We want to believe that marketing is easy and quick. We want to believe that anyone can do it. However, reality doesn’t bear that out. We need to delve into the psychographics of our potential audiences and find out what consumers want. More than the ¼” drill bit and even more than the ¼” holes, what is it that they really want? We could stop short and say that they want to mount a shelf, but continuing further, what kind of an emotion does the person want to obtain by hanging the shelf? A bit more peace about the order in their world? That’s a far stretch to sell them a drill bit. Will they even understand the emotion they’re trying to solve when they’re staring down the ten options for purchasing a ¼” drill bit? (If you want more, Clayton Christiansen in Competing Against Luck and The Innovator’s DNA says that buyers hire things to do a job for them.)
Time and Measurement
In today’s world, we have more capacity to measure the efficacy of our advertising and the ways we engage the market than we’ve ever had in history. I can tell you which ads people clicked and even how long they stayed on my website after clicking the ad. We can see where our website hits are coming from. We can tell what time of day people come to our site. Not only are we swimming in data, most of the time, we’ve got solid dashboards to help us make sense of the data.
The problem is that Godin encourages us to realize that marketing is about forming a relationship with our prospects – our tribe – and this takes time. We’ve got to keep showing up day-after day with generosity for years and years. When we’re doing direct marketing, we can see that the users clicked, but we can’t see if we’ve built into our relationship or if we’ve made a small withdrawal from our relational bank account.
So, on the one hand, Godin encourages us to carefully watch our metrics, and at the same time, he encourages us to be patient for results to come. Some – but not all — of this discrepancy can be resolved by understanding that Godin is encouraging a relationship and not advertising. While advertising is necessary, he feels like advertising is unearned media.
No More Rock Stars
Fundamentally, Godin explains, marketing has changed. It’s more personalized, fragmented, and diluted. We simply don’t have as many megastars as we used to have. Growing up in the 70s, 80s, and 90s, I can remember Madonna and Michael Jackson. I don’t expect that we’ll see stars of their magnitude any longer. Things are just too diffuse. (See America’s Generations for more on differences in generations.)
Instead of trying to reach everyone, we should be focusing on our target market and finding a few raving fans who will share their passion for your solution with others. You want a group – even if it’s small – that believes so strongly in your solution that they’re willing to tell everyone they know.

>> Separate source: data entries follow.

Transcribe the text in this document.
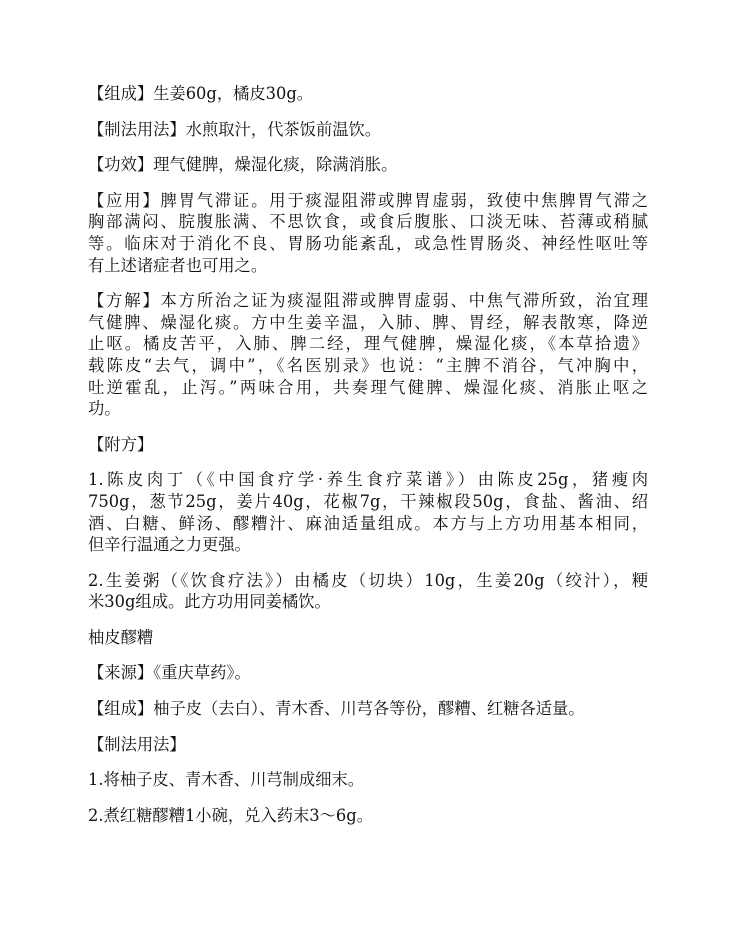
【组成】生姜60g，橘皮30g。

【制法用法】水煎取汁，代茶饭前温饮。

【功效】理气健脾，燥湿化痰，除满消胀。

【应用】脾胃气滞证。用于痰湿阻滞或脾胃虚弱，致使中焦脾胃气滞之
胸部满闷、脘腹胀满、不思饮食，或食后腹胀、口淡无味、苔薄或稍腻
等。临床对于消化不良、胃肠功能紊乱，或急性胃肠炎、神经性呕吐等
有上述诸症者也可用之。

【方解】本方所治之证为痰湿阻滞或脾胃虚弱、中焦气滞所致，治宜理
气健脾、燥湿化痰。方中生姜辛温，入肺、脾、胃经，解表散寒，降逆
止呕。橘皮苦平，入肺、脾二经，理气健脾，燥湿化痰，《本草拾遗》
载陈皮“去气，调中”，《名医别录》也说：“主脾不消谷，气冲胸中，
吐逆霍乱，止泻。”两味合用，共奏理气健脾、燥湿化痰、消胀止呕之
功。

【附方】

1.陈皮肉丁（《中国食疗学·养生食疗菜谱》）由陈皮25g，猪瘦肉
750g，葱节25g，姜片40g，花椒7g，干辣椒段50g，食盐、酱油、绍
酒、白糖、鲜汤、醪糟汁、麻油适量组成。本方与上方功用基本相同，
但辛行温通之力更强。

2.生姜粥（《饮食疗法》）由橘皮（切块）10g，生姜20g（绞汁），粳
米30g组成。此方功用同姜橘饮。

柚皮醪糟

【来源】《重庆草药》。

【组成】柚子皮（去白）、青木香、川芎各等份，醪糟、红糖各适量。

【制法用法】

1.将柚子皮、青木香、川芎制成细末。

2.煮红糖醪糟1小碗，兑入药末3～6g。
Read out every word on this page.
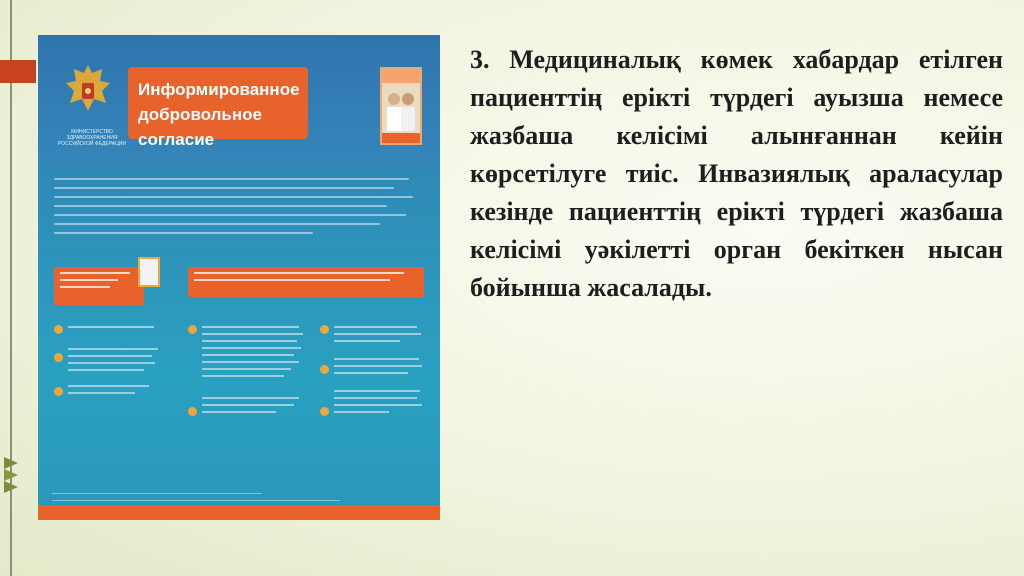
МИНИСТЕРСТВО ЗДРАВООХРАНЕНИЯ РОССИЙСКОЙ ФЕДЕРАЦИИ
Информированное
добровольное согласие
3. Медициналық көмек хабардар етілген пациенттің ерікті түрдегі ауызша немесе жазбаша келісімі алынғаннан кейін көрсетілуге тиіс. Инвазиялық араласулар кезінде пациенттің ерікті түрдегі жазбаша келісімі уәкілетті орган бекіткен нысан бойынша жасалады.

Most of the time, when I’m talking to an organization about their brand, they instantly move to a discussion of their logo, fonts, and colors. They talk about what it looks like, but that’s not the core of a brand. The core of a brand is the promise that the brand makes to consumers. In The Deep Water of Affinity Groups, I explained that every brand makes a promise, and the strength of the brand relies upon their ability to deliver to that promise.
Marketing and Pricing
Your approach to marketing and your pricing are not distinct things. They’re related. If your brand promise is luxury and your price is low, the consumer won’t be able to reconcile the difference. They’ll be stuck trying to decide your messaging or your price. In the end, they’ll accept your price as truth – whether it is or not. When you’re deciding the spot you want to occupy in the market, you must consider not only the key emotion that you’re selling but also whether your price supports that position.
Brands have the power to cause people to spend money for little or no additional value. They’re selling status. They’re selling exclusivity and elite. That status is something that many people are quite willing to pay for. Somewhere deep inside, they believe in scarcity, and that, when things get scarce, those with the higher status will get the remaining resources. The problem is that the things marketers sell for status have no relationship to how much or little someone will have when resources become scarce. But, then again, This is Marketing.